SE I POLITICI HANNO VOGLIA DI LEGGERE, POSSONO IMPARARE QUALCOSA. FORSE

 

Uscirà il 20 febbraio per Marsilio il libro di Marco Alfieri, giornalista. Impegnativo il titolo: Nord terra ostile. Lo è di certo per la sinistra che, da queste parti e con pochissime eccezioni degne di significato, non vince da un bel pezzo. E continuerà a non vincere, se non muterà i suoi vecchi schemi, se non guarderà con occhi nuovi la parte più produttiva dell’Italia. Qui c’è bisogno di spingere sull’acceleratore sulla modernizzazione. Che vuol dire, in parole povere, infrastrutture e velocità.  Il Nord non chiede aiuti particolari alla politica e in ogni caso non chiede regali a fondo perduto. Chiede, però, di essere più libero e più sicuro,  per essere competitivo. Non sappiamo quanti politici leggeranno questo libro. Ci auguriamo lo facciano in tanti. Possono imparare qualcosa, forse.

Ersilio Mattioni

 

 

Marco Alfieri, 34 anni, giornalista, è nato a Varese ma vive a Pavia e lavora a Milano. Già corrispondente dal Nord per Il Riformista, scrive per Il Sole24Ore

“Da quando esistono Forza Italia e la Lega, la questione settentrionale è diventata uno dei trailer mediatici più di successo della seconda repubblica. Ma la sinistra, nel profondo nord, ha sempre perso. Nord terra ostile, appunto.  Attraverso un’analisi acuta e disincantata, il libro racconta in presa diretta la modernizzazione, spesso caotica ma vitale, di territori a capitalismo diffuso dove la qualità delle infrastrutture, la competitività della propria azienda, i tanti lavori invece del posto fisso, il rapporto con il fisco, le lentezze della burocrazia e l’emergenza sicurezza sono dimensioni decisive nelle scelte di voto.

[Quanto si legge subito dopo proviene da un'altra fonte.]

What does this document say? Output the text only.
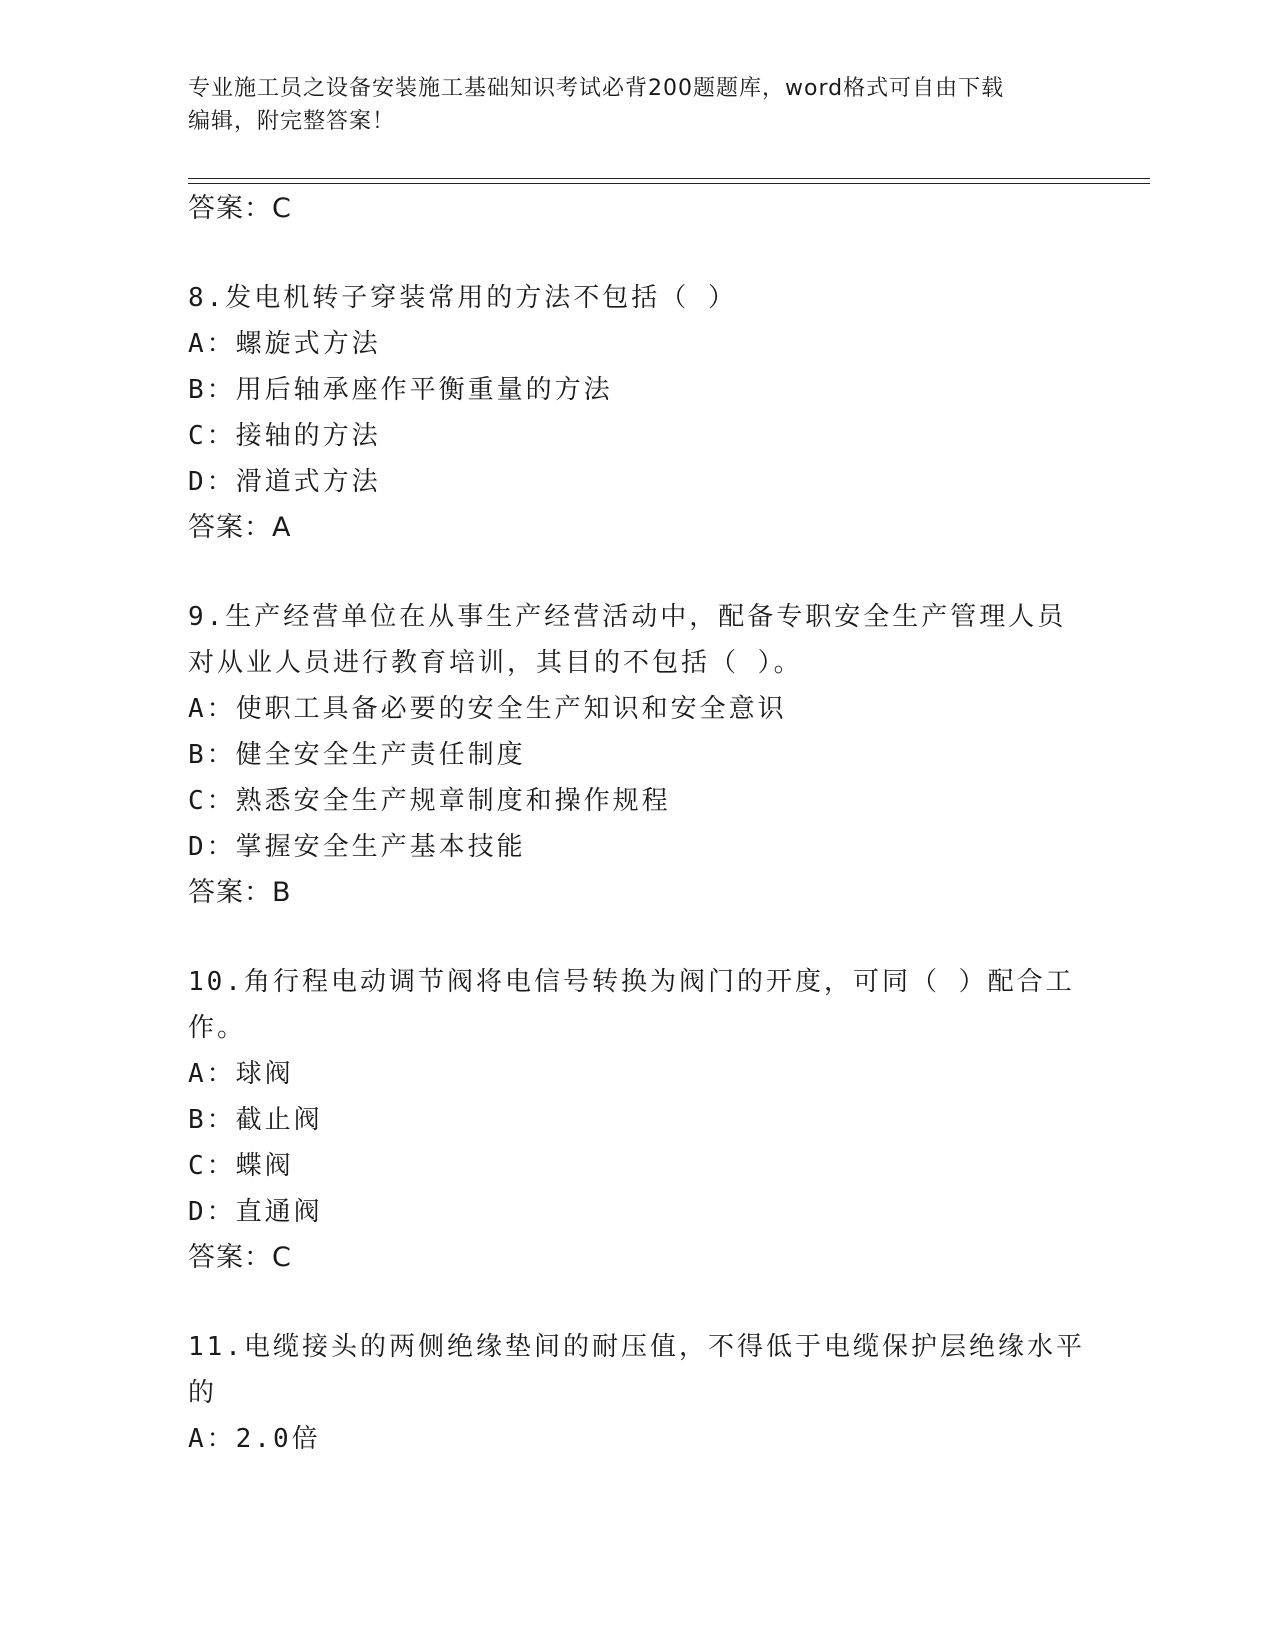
专业施工员之设备安装施工基础知识考试必背200题题库，word格式可自由下载
编辑，附完整答案！
答案：C
8.发电机转子穿装常用的方法不包括（ ）
A：螺旋式方法
B：用后轴承座作平衡重量的方法
C：接轴的方法
D：滑道式方法
答案：A
9.生产经营单位在从事生产经营活动中，配备专职安全生产管理人员
对从业人员进行教育培训，其目的不包括（ ）。
A：使职工具备必要的安全生产知识和安全意识
B：健全安全生产责任制度
C：熟悉安全生产规章制度和操作规程
D：掌握安全生产基本技能
答案：B
10.角行程电动调节阀将电信号转换为阀门的开度，可同（ ）配合工
作。
A：球阀
B：截止阀
C：蝶阀
D：直通阀
答案：C
11.电缆接头的两侧绝缘垫间的耐压值，不得低于电缆保护层绝缘水平
的
A：2.0倍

Attardata su logori schemi fordisti, la sinistra italiana continua a non saper leggere i mutamenti produttivi e le composizioni sociali che nell’ultimo ventennio hanno investito la parte più dinamica del paese, oggi in piena secessione di velluto. Bisogna pertanto cambiare rotta: avendo contro il nord si possono vincere le elezioni ma non si riesce a governare”.